Part 16/26: Resource Limits와 QoS

Posted Jan 6, 2026 Updated Feb 7, 2026

By 김도현

17 min read

Kubernetes에서 리소스 관리는 클러스터 안정성과 애플리케이션 성능의 핵심이다. requests는 스케줄링의 기준이 되고, limits는 런타임 제한을 설정한다. 이 두 값이 Pod의 QoS(Quality of Service) 클래스를 결정하며, 리소스 부족 시 어떤 Pod가 먼저 축출되는지에 영향을 미친다.

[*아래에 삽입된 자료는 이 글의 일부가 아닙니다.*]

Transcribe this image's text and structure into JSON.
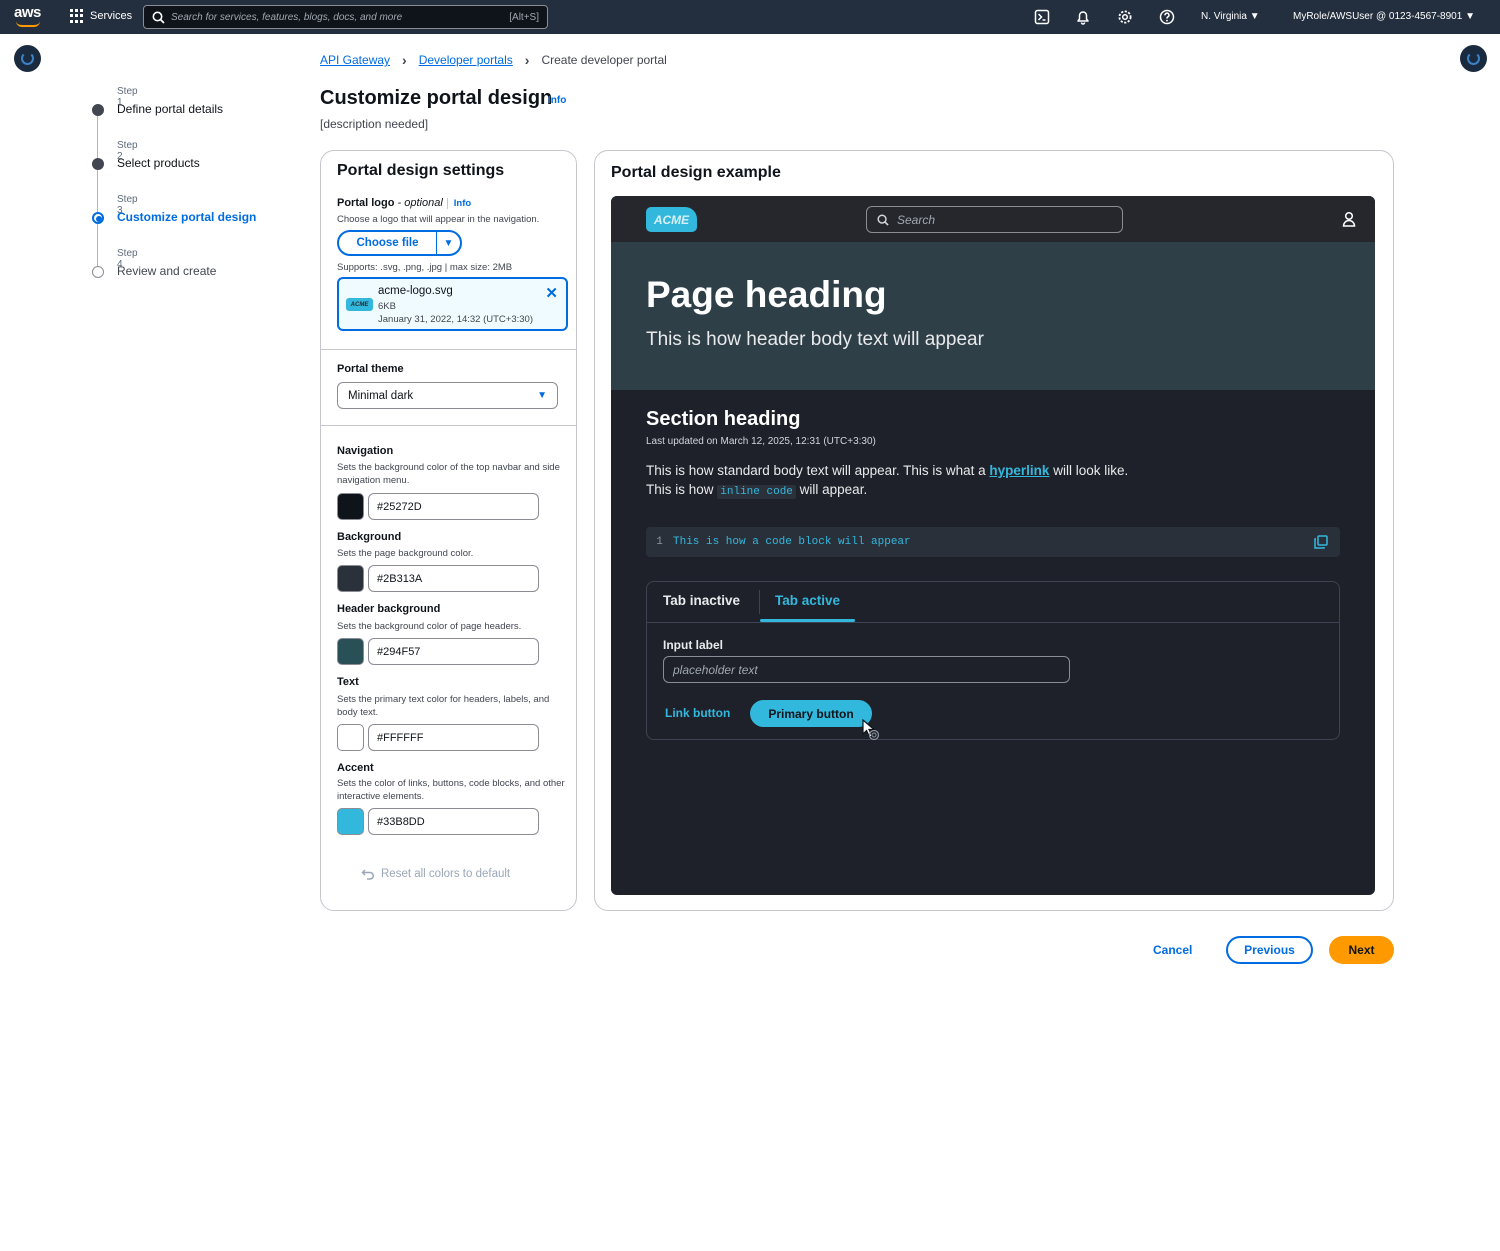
{
  "topnav": {
    "logo_text": "aws",
    "services_label": "Services",
    "search_placeholder": "Search for services, features, blogs, docs, and more",
    "search_shortcut": "[Alt+S]",
    "region": "N. Virginia",
    "account": "MyRole/AWSUser @ 0123-4567-8901",
    "icons": [
      "cloudshell-icon",
      "bell-icon",
      "settings-icon",
      "help-icon"
    ]
  },
  "breadcrumb": {
    "items": [
      "API Gateway",
      "Developer portals"
    ],
    "current": "Create developer portal"
  },
  "steps": [
    {
      "label": "Step 1",
      "name": "Define portal details",
      "state": "complete"
    },
    {
      "label": "Step 2",
      "name": "Select products",
      "state": "complete"
    },
    {
      "label": "Step 3",
      "name": "Customize portal design",
      "state": "active"
    },
    {
      "label": "Step 4",
      "name": "Review and create",
      "state": "pending"
    }
  ],
  "page": {
    "title": "Customize portal design",
    "info": "Info",
    "description": "[description needed]"
  },
  "settings": {
    "title": "Portal design settings",
    "logo": {
      "label": "Portal logo",
      "optional": " - optional",
      "info": "Info",
      "description": "Choose a logo that will appear in the navigation.",
      "button": "Choose file",
      "supports": "Supports: .svg, .png, .jpg | max size: 2MB",
      "file": {
        "thumb": "ACME",
        "name": "acme-logo.svg",
        "size": "6KB",
        "date": "January 31, 2022, 14:32 (UTC+3:30)"
      }
    },
    "theme": {
      "label": "Portal theme",
      "value": "Minimal dark"
    },
    "colors": [
      {
        "label": "Navigation",
        "description": "Sets the background color of the top navbar and side navigation menu.",
        "value": "#25272D"
      },
      {
        "label": "Background",
        "description": "Sets the page background color.",
        "value": "#2B313A"
      },
      {
        "label": "Header background",
        "description": "Sets the background color of page headers.",
        "value": "#294F57"
      },
      {
        "label": "Text",
        "description": "Sets the primary text color for headers, labels, and body text.",
        "value": "#FFFFFF"
      },
      {
        "label": "Accent",
        "description": "Sets the color of links, buttons, code blocks, and other interactive elements.",
        "value": "#33B8DD"
      }
    ],
    "reset": "Reset all colors to default"
  },
  "preview": {
    "title": "Portal design example",
    "logo": "ACME",
    "search_placeholder": "Search",
    "page_heading": "Page heading",
    "header_body": "This is how header body text will appear",
    "section_heading": "Section heading",
    "last_updated": "Last updated on March 12, 2025, 12:31 (UTC+3:30)",
    "body_part1": "This is how standard body text will appear. This is what a ",
    "hyperlink": "hyperlink",
    "body_part2": " will look like.",
    "body_line2_a": "This is how ",
    "inline_code": "inline code",
    "body_line2_b": " will appear.",
    "code_line_number": "1",
    "code_text": "This is how a code block will appear",
    "tab_inactive": "Tab inactive",
    "tab_active": "Tab active",
    "input_label": "Input label",
    "input_placeholder": "placeholder text",
    "link_button": "Link button",
    "primary_button": "Primary button"
  },
  "footer": {
    "cancel": "Cancel",
    "previous": "Previous",
    "next": "Next"
  },
  "colors": {
    "accent": "#006ce0",
    "nav_bg": "#232f3e",
    "next_button": "#ff9900"
  }
}
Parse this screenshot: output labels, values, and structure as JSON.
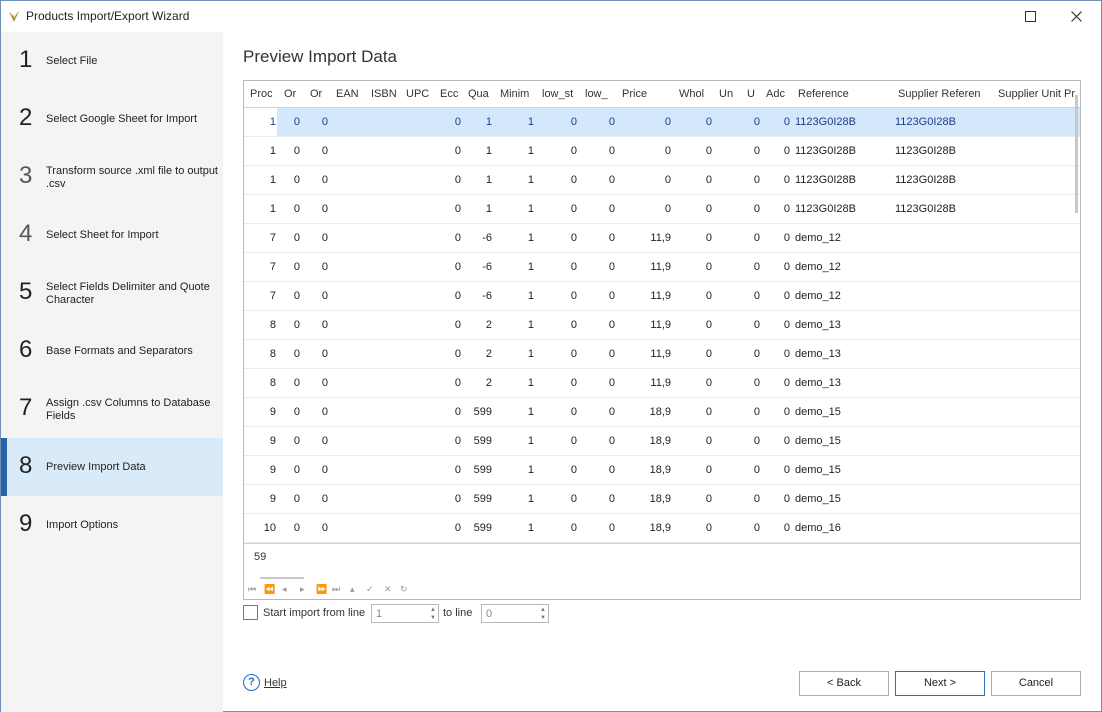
{
  "window": {
    "title": "Products Import/Export Wizard"
  },
  "steps": [
    {
      "num": "1",
      "label": "Select File"
    },
    {
      "num": "2",
      "label": "Select Google Sheet for Import"
    },
    {
      "num": "3",
      "label": "Transform source .xml file to output .csv"
    },
    {
      "num": "4",
      "label": "Select Sheet for Import"
    },
    {
      "num": "5",
      "label": "Select Fields Delimiter and Quote Character"
    },
    {
      "num": "6",
      "label": "Base Formats and Separators"
    },
    {
      "num": "7",
      "label": "Assign .csv Columns to Database Fields"
    },
    {
      "num": "8",
      "label": "Preview Import Data"
    },
    {
      "num": "9",
      "label": "Import Options"
    }
  ],
  "active_step": 8,
  "main": {
    "title": "Preview Import Data"
  },
  "grid": {
    "columns": [
      "Proc",
      "Or",
      "Or",
      "EAN",
      "ISBN",
      "UPC",
      "Ecc",
      "Qua",
      "Minim",
      "low_st",
      "low_",
      "Price",
      "Whol",
      "Un",
      "U",
      "Adc",
      "Reference",
      "Supplier Referen",
      "Supplier Unit Pr"
    ],
    "rows": [
      [
        "1",
        "0",
        "0",
        "",
        "",
        "",
        "0",
        "1",
        "1",
        "0",
        "0",
        "0",
        "0",
        "",
        "0",
        "0",
        "1123G0I28B",
        "1123G0I28B"
      ],
      [
        "1",
        "0",
        "0",
        "",
        "",
        "",
        "0",
        "1",
        "1",
        "0",
        "0",
        "0",
        "0",
        "",
        "0",
        "0",
        "1123G0I28B",
        "1123G0I28B"
      ],
      [
        "1",
        "0",
        "0",
        "",
        "",
        "",
        "0",
        "1",
        "1",
        "0",
        "0",
        "0",
        "0",
        "",
        "0",
        "0",
        "1123G0I28B",
        "1123G0I28B"
      ],
      [
        "1",
        "0",
        "0",
        "",
        "",
        "",
        "0",
        "1",
        "1",
        "0",
        "0",
        "0",
        "0",
        "",
        "0",
        "0",
        "1123G0I28B",
        "1123G0I28B"
      ],
      [
        "7",
        "0",
        "0",
        "",
        "",
        "",
        "0",
        "-6",
        "1",
        "0",
        "0",
        "11,9",
        "0",
        "",
        "0",
        "0",
        "demo_12",
        ""
      ],
      [
        "7",
        "0",
        "0",
        "",
        "",
        "",
        "0",
        "-6",
        "1",
        "0",
        "0",
        "11,9",
        "0",
        "",
        "0",
        "0",
        "demo_12",
        ""
      ],
      [
        "7",
        "0",
        "0",
        "",
        "",
        "",
        "0",
        "-6",
        "1",
        "0",
        "0",
        "11,9",
        "0",
        "",
        "0",
        "0",
        "demo_12",
        ""
      ],
      [
        "8",
        "0",
        "0",
        "",
        "",
        "",
        "0",
        "2",
        "1",
        "0",
        "0",
        "11,9",
        "0",
        "",
        "0",
        "0",
        "demo_13",
        ""
      ],
      [
        "8",
        "0",
        "0",
        "",
        "",
        "",
        "0",
        "2",
        "1",
        "0",
        "0",
        "11,9",
        "0",
        "",
        "0",
        "0",
        "demo_13",
        ""
      ],
      [
        "8",
        "0",
        "0",
        "",
        "",
        "",
        "0",
        "2",
        "1",
        "0",
        "0",
        "11,9",
        "0",
        "",
        "0",
        "0",
        "demo_13",
        ""
      ],
      [
        "9",
        "0",
        "0",
        "",
        "",
        "",
        "0",
        "599",
        "1",
        "0",
        "0",
        "18,9",
        "0",
        "",
        "0",
        "0",
        "demo_15",
        ""
      ],
      [
        "9",
        "0",
        "0",
        "",
        "",
        "",
        "0",
        "599",
        "1",
        "0",
        "0",
        "18,9",
        "0",
        "",
        "0",
        "0",
        "demo_15",
        ""
      ],
      [
        "9",
        "0",
        "0",
        "",
        "",
        "",
        "0",
        "599",
        "1",
        "0",
        "0",
        "18,9",
        "0",
        "",
        "0",
        "0",
        "demo_15",
        ""
      ],
      [
        "9",
        "0",
        "0",
        "",
        "",
        "",
        "0",
        "599",
        "1",
        "0",
        "0",
        "18,9",
        "0",
        "",
        "0",
        "0",
        "demo_15",
        ""
      ],
      [
        "10",
        "0",
        "0",
        "",
        "",
        "",
        "0",
        "599",
        "1",
        "0",
        "0",
        "18,9",
        "0",
        "",
        "0",
        "0",
        "demo_16",
        ""
      ]
    ],
    "selected_row": 0,
    "record_count": "59"
  },
  "options": {
    "start_import_label": "Start import from line",
    "start_line_value": "1",
    "to_line_label": "to line",
    "to_line_value": "0"
  },
  "buttons": {
    "help": "Help",
    "back": "< Back",
    "next": "Next >",
    "cancel": "Cancel"
  },
  "colors": {
    "active_step_bg": "#d9ebf9",
    "active_step_bar": "#2463a8",
    "selected_row_bg": "#d3e8fb",
    "selected_row_text": "#1a3e8c",
    "help_icon": "#1f6bc2"
  }
}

리소스 요청(Requests)과 제한(Limits)

원문 (kubernetes.io - Resource Management): When you specify a Pod, you can optionally specify how much of each resource a container needs. The most common resources to specify are CPU and memory (RAM).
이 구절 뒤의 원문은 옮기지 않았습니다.